Acoustic listening devices
Commissioned by the National Science and Media Museum and Science Gallery International
Exhibited at the Health Museum, Houston, USA as part of Biorhythm (curated by Science Gallery International), 2018
Workshops for Points of Listening (University of the Arts, London), 2016; Tate Modern (with Trevor Cox), 2016; Manchester Museum of Science and Industry (with Trevor Cox), 2016
Inspired by the the acoustic defence structures that line the coast of Britain, Listening Devices are a set of miniature, wearable aural architectures. Worn over the ear, they engage the physical at the plane of the audible. Each set employs a different acoustic design, which affords its own configuration of listening: devices variously block, channel, resonate, or focus sound. Unlike the acoustic defence structures, Listening Devices are experimental rather than functional, and they are not fixed in a landscape but worn and thus activated by bodily movement. An original set of six was designed in collaboration with the architect Lara Karady.
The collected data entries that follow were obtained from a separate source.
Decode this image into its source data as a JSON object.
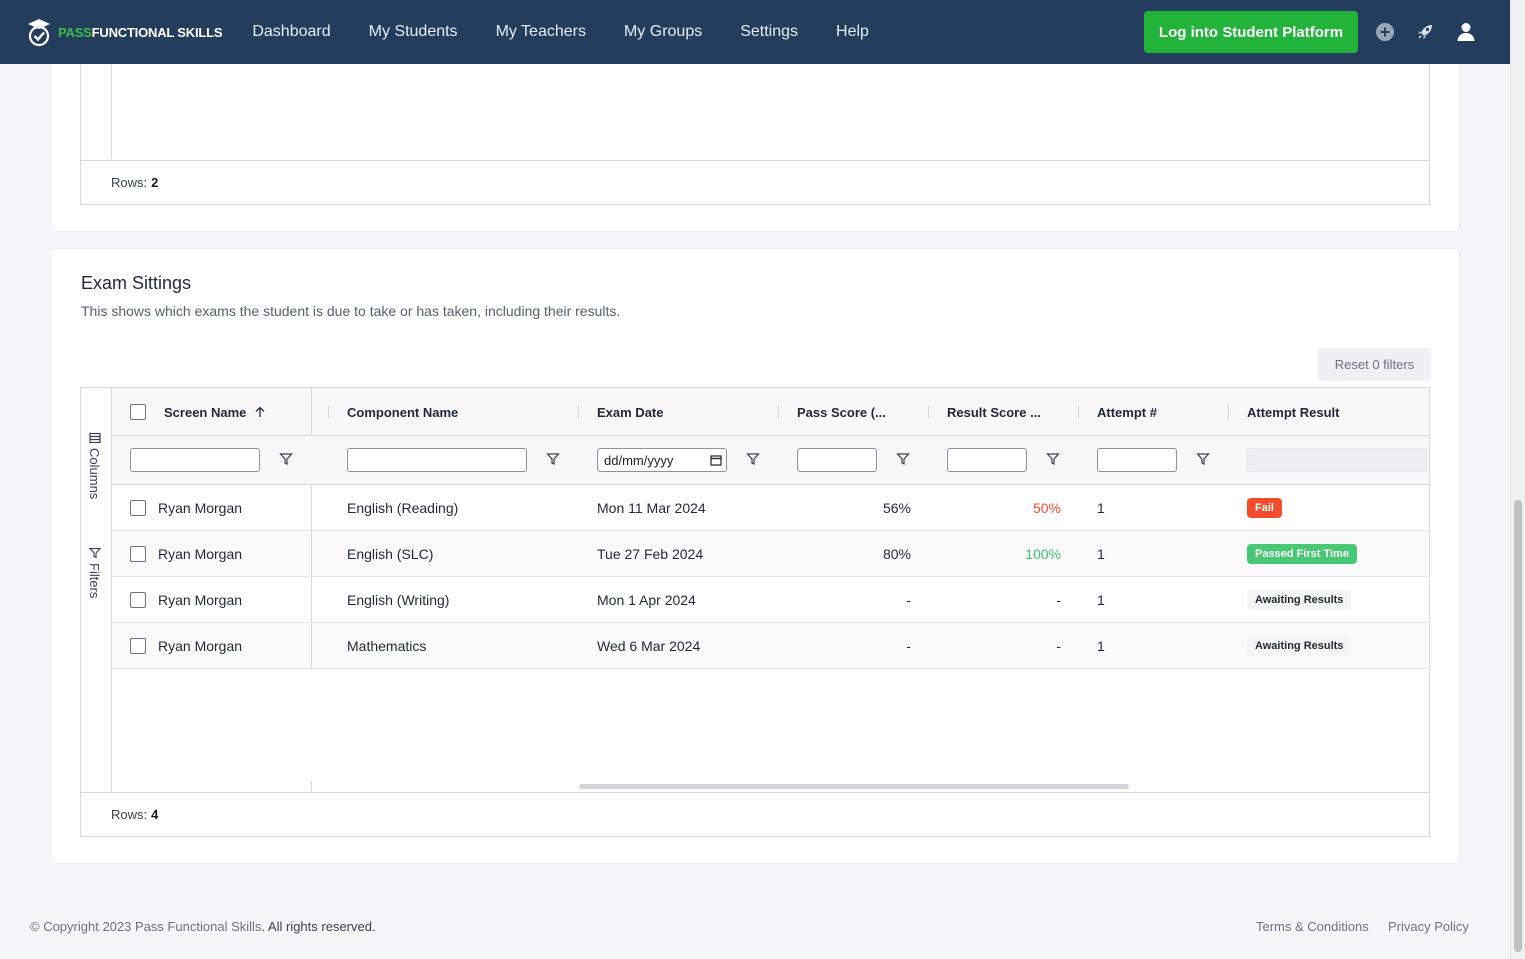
{
  "nav": {
    "logo_pass": "PASS",
    "logo_rest": "FUNCTIONAL SKILLS",
    "items": [
      "Dashboard",
      "My Students",
      "My Teachers",
      "My Groups",
      "Settings",
      "Help"
    ],
    "login_button": "Log into Student Platform"
  },
  "top_grid": {
    "rows_label": "Rows:",
    "rows_count": "2"
  },
  "exam_sittings": {
    "title": "Exam Sittings",
    "description": "This shows which exams the student is due to take or has taken, including their results.",
    "reset_button": "Reset 0 filters",
    "side_tabs": {
      "columns": "Columns",
      "filters": "Filters"
    },
    "columns": [
      "Screen Name",
      "Component Name",
      "Exam Date",
      "Pass Score (...",
      "Result Score ...",
      "Attempt #",
      "Attempt Result"
    ],
    "date_placeholder": "dd/mm/yyyy",
    "rows": [
      {
        "name": "Ryan Morgan",
        "component": "English (Reading)",
        "date": "Mon 11 Mar 2024",
        "pass": "56%",
        "result": "50%",
        "attempt": "1",
        "status": "Fail"
      },
      {
        "name": "Ryan Morgan",
        "component": "English (SLC)",
        "date": "Tue 27 Feb 2024",
        "pass": "80%",
        "result": "100%",
        "attempt": "1",
        "status": "Passed First Time"
      },
      {
        "name": "Ryan Morgan",
        "component": "English (Writing)",
        "date": "Mon 1 Apr 2024",
        "pass": "-",
        "result": "-",
        "attempt": "1",
        "status": "Awaiting Results"
      },
      {
        "name": "Ryan Morgan",
        "component": "Mathematics",
        "date": "Wed 6 Mar 2024",
        "pass": "-",
        "result": "-",
        "attempt": "1",
        "status": "Awaiting Results"
      }
    ],
    "rows_label": "Rows:",
    "rows_count": "4"
  },
  "colors": {
    "nav_bg": "#243d5c",
    "brand_green": "#22b43a",
    "fail_red": "#f44c2d",
    "pass_green": "#48c774"
  },
  "footer": {
    "copyright_prefix": "© Copyright 2023 Pass Functional Skills",
    "copyright_suffix": ". All rights reserved.",
    "terms": "Terms & Conditions",
    "privacy": "Privacy Policy"
  }
}
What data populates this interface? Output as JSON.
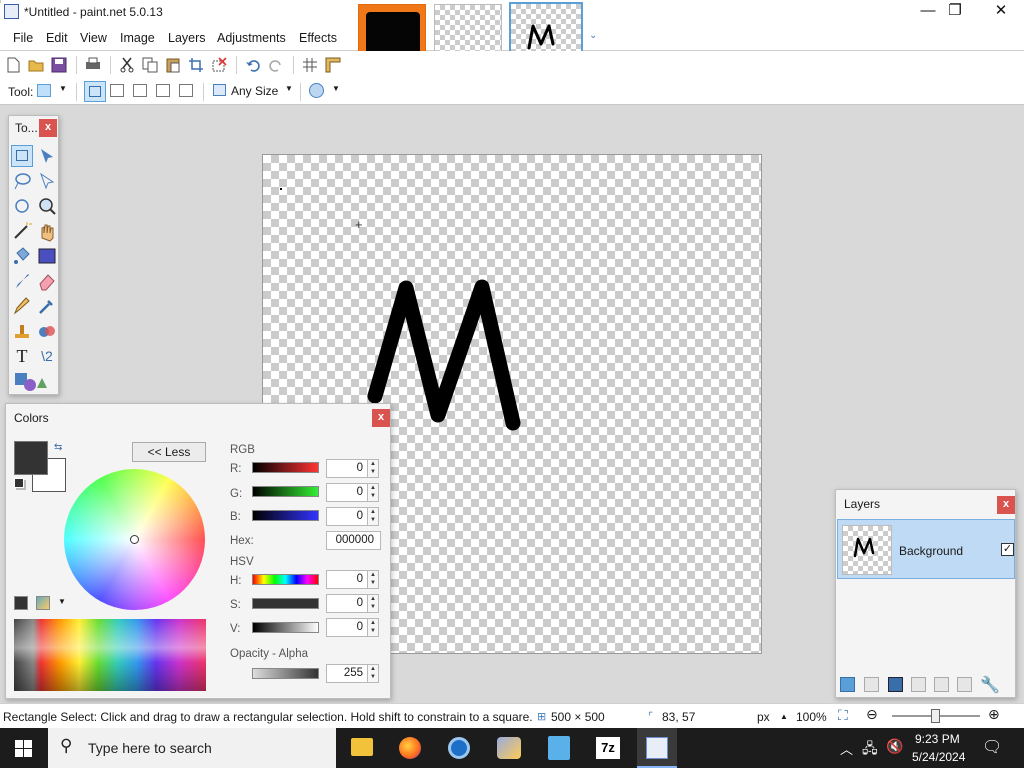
{
  "window": {
    "title": "*Untitled - paint.net 5.0.13"
  },
  "menu": [
    "File",
    "Edit",
    "View",
    "Image",
    "Layers",
    "Adjustments",
    "Effects"
  ],
  "toolbar": {
    "tool_label": "Tool:",
    "size_mode": "Any Size"
  },
  "tools_panel": {
    "title": "To..."
  },
  "colors_panel": {
    "title": "Colors",
    "less_button": "<< Less",
    "rgb_label": "RGB",
    "r_label": "R:",
    "g_label": "G:",
    "b_label": "B:",
    "r": "0",
    "g": "0",
    "b": "0",
    "hex_label": "Hex:",
    "hex": "000000",
    "hsv_label": "HSV",
    "h_label": "H:",
    "s_label": "S:",
    "v_label": "V:",
    "h": "0",
    "s": "0",
    "v": "0",
    "opacity_label": "Opacity - Alpha",
    "alpha": "255",
    "primary_color": "#333333",
    "secondary_color": "#ffffff"
  },
  "layers_panel": {
    "title": "Layers",
    "layer_name": "Background",
    "layer_visible": true
  },
  "status": {
    "hint": "Rectangle Select: Click and drag to draw a rectangular selection. Hold shift to constrain to a square.",
    "image_size": "500 × 500",
    "cursor_pos": "83, 57",
    "unit": "px",
    "zoom": "100%"
  },
  "taskbar": {
    "search_placeholder": "Type here to search",
    "time": "9:23 PM",
    "date": "5/24/2024"
  },
  "canvas_drawing": {
    "letter": "M",
    "stroke_color": "#000000"
  }
}
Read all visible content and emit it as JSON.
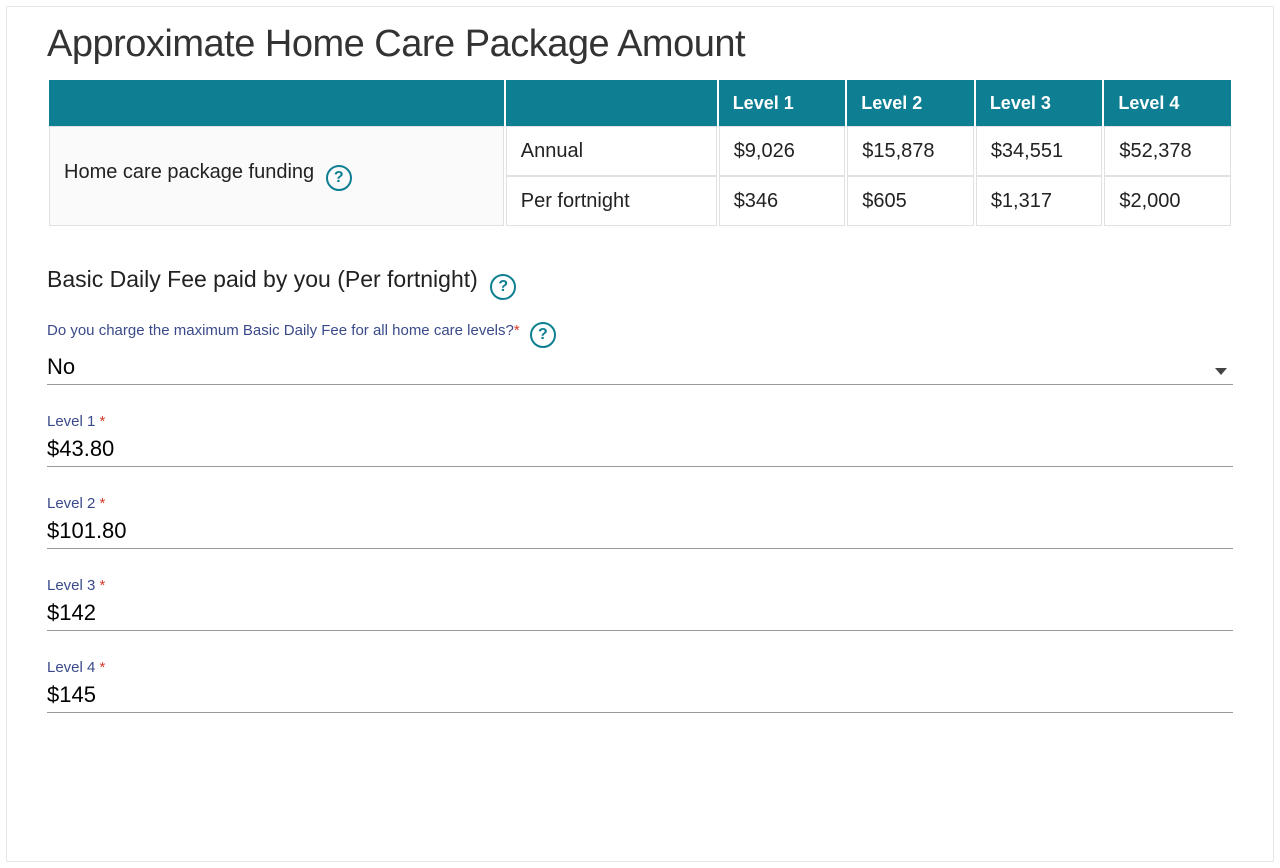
{
  "title": "Approximate Home Care Package Amount",
  "table": {
    "headers": [
      "",
      "",
      "Level 1",
      "Level 2",
      "Level 3",
      "Level 4"
    ],
    "row_label": "Home care package funding",
    "rows": [
      {
        "period": "Annual",
        "values": [
          "$9,026",
          "$15,878",
          "$34,551",
          "$52,378"
        ]
      },
      {
        "period": "Per fortnight",
        "values": [
          "$346",
          "$605",
          "$1,317",
          "$2,000"
        ]
      }
    ]
  },
  "basic_fee_heading": "Basic Daily Fee paid by you (Per fortnight)",
  "charge_max_question": "Do you charge the maximum Basic Daily Fee for all home care levels?",
  "charge_max_value": "No",
  "level_fields": [
    {
      "label": "Level 1",
      "value": "$43.80"
    },
    {
      "label": "Level 2",
      "value": "$101.80"
    },
    {
      "label": "Level 3",
      "value": "$142"
    },
    {
      "label": "Level 4",
      "value": "$145"
    }
  ],
  "glyphs": {
    "help": "?"
  }
}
As aural architectures that are attached directly to the ear, they intend to underscore and make explicit the relationship between the physical and the aural. Devices are whispering galleries, sound mirrors, resonant auditoriums, each of which — as a microcosmic architectural space — has its own distinct acoustic possibilities and capabilities, and calls up its own cultural significance. As miniature constructed forms that engage listening, they call — however implicitly — for a more profound architectural engagement with sound.